Tamminen wrote: ↑July 25th, 2018, 8:31 am
Our definitions of 'subject' are indeed very different. In my definition an ant may be a subject but a stone is not. A stone does not see, for instance.
As I said, I understand your definitions. My use of the word 'conscious' is a poor choice given the relationship I define for it, but it seems to be the relationship that gives objects their existence to the subject. I need a better word, and life forms are fundamentally no different than any other arrangement of matter in my book. That is where we differ. I gave what I see as the fundamental distinction, even if 'conscious of' is a poor word to describe the relationship.

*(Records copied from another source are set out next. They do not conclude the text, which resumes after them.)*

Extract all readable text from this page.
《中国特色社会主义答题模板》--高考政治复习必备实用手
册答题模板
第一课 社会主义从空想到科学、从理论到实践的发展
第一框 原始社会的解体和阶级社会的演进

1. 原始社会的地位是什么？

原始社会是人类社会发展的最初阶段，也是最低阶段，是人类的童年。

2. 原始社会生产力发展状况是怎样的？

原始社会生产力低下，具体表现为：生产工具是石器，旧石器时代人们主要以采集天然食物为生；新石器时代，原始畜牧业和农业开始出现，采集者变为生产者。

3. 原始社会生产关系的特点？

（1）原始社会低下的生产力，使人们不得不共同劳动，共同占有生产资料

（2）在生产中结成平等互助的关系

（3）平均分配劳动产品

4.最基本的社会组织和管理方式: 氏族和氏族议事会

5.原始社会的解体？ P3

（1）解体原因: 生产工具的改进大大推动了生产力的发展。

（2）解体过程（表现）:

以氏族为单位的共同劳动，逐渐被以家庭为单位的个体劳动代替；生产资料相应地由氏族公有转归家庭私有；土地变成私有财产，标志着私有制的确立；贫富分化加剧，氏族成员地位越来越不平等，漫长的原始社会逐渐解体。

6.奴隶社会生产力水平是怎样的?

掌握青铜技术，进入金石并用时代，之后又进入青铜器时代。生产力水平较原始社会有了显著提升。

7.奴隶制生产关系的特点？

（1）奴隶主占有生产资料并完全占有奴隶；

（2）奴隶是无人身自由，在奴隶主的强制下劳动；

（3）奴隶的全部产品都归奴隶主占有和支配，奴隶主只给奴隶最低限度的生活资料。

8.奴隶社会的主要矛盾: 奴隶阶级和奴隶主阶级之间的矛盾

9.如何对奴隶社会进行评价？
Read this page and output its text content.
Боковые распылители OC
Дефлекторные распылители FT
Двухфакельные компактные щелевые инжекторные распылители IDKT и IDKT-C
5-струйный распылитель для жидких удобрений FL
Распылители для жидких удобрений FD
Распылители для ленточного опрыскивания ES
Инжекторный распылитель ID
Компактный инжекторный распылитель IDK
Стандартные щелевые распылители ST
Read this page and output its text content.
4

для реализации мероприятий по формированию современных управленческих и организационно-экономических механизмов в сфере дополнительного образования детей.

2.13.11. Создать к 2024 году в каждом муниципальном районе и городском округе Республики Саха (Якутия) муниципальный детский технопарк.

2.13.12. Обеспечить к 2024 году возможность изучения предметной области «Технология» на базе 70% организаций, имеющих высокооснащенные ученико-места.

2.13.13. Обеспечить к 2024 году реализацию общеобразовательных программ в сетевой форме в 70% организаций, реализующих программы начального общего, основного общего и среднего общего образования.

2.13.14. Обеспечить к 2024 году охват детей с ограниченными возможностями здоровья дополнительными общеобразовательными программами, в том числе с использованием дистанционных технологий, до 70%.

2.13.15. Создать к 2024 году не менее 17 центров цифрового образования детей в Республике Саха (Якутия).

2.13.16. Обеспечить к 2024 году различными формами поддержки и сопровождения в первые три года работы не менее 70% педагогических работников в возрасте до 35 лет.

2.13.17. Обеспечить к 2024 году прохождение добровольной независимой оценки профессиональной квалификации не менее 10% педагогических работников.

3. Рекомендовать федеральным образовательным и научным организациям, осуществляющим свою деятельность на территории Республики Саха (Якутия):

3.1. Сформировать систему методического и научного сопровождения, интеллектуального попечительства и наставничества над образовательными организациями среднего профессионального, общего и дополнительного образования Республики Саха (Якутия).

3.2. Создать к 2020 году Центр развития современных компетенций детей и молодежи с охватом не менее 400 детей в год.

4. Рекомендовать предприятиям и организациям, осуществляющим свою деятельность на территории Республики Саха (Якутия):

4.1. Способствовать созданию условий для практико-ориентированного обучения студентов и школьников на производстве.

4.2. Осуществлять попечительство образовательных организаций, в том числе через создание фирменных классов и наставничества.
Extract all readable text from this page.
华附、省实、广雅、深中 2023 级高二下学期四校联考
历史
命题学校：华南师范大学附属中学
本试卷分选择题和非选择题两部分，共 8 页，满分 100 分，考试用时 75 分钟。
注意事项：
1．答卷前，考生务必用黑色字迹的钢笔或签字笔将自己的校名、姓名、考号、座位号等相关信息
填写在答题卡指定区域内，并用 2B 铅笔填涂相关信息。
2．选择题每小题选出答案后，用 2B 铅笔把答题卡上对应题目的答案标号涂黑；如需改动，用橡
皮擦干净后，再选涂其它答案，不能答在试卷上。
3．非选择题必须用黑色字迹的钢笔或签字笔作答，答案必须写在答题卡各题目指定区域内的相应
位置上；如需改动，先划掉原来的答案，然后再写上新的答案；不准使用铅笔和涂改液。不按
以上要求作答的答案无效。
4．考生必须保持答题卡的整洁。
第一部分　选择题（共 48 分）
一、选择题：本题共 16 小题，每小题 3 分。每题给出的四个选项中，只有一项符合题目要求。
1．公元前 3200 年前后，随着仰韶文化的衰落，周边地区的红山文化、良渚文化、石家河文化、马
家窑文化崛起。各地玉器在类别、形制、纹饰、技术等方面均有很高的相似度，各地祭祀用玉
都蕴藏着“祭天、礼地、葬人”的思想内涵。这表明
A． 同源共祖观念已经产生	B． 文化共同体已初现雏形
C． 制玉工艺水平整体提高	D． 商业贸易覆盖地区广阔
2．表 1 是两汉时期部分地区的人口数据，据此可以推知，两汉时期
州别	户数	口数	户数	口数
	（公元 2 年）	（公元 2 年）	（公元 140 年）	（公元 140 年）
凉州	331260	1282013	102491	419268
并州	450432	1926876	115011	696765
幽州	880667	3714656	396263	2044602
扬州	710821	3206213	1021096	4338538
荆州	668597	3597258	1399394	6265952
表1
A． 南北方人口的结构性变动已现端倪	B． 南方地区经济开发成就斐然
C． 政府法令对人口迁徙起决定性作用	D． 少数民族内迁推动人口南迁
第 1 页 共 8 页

I like the fact that you include ants. A lot of people say humans are conscious, rocks are not. No opinion about anything in between, or if they have one, then only humans period. How about a plant? How about a single-cell life form or a robot AI? Just curious. You probably include ET life if you include ants.
If two subjects see an apple in the same way so that they can agree on what it is like, this is not only because those subjects are similar but primarily because the apple appears to them in the same way, and it appears to them in the same way because it is the same apple with certain objective properties.
I pointed out why this isn't a true statement. Yes, they can agree on what the apple is like, but the properties of the apple are still subjective (relative to the subjects), and not necessarily objective.
What those properties are can only be studied with increasing accuracy, by science for instance. But here we come to the question of what is true and what is not. There can also be false appearances.
No, I'm assuming we're not being fed lies. An assumption, sure, but we have to go with what we experience.
So things are what they are, not other things. But the being of things depends on the being of subjects.
Agree there as well, but I don't assume the <objective> being of subjects.
If all subjects were removed from the world, which is impossible, the world would not change much, it would only lose its existence.
You mean it is impossible for all life to end after some time? You seem to consider life to make some ontological difference, and here you say it cannot be 'removed'. Not sure what you mean by that word choice.
Wayne92587 wrote: ↑July 25th, 2018, 11:38 am
Halc;
Your reasoning is a Rationalization, is not Rational.
What claim did I rationalize? I've tried to stay away from just asserting claims as everybody else seems to be doing.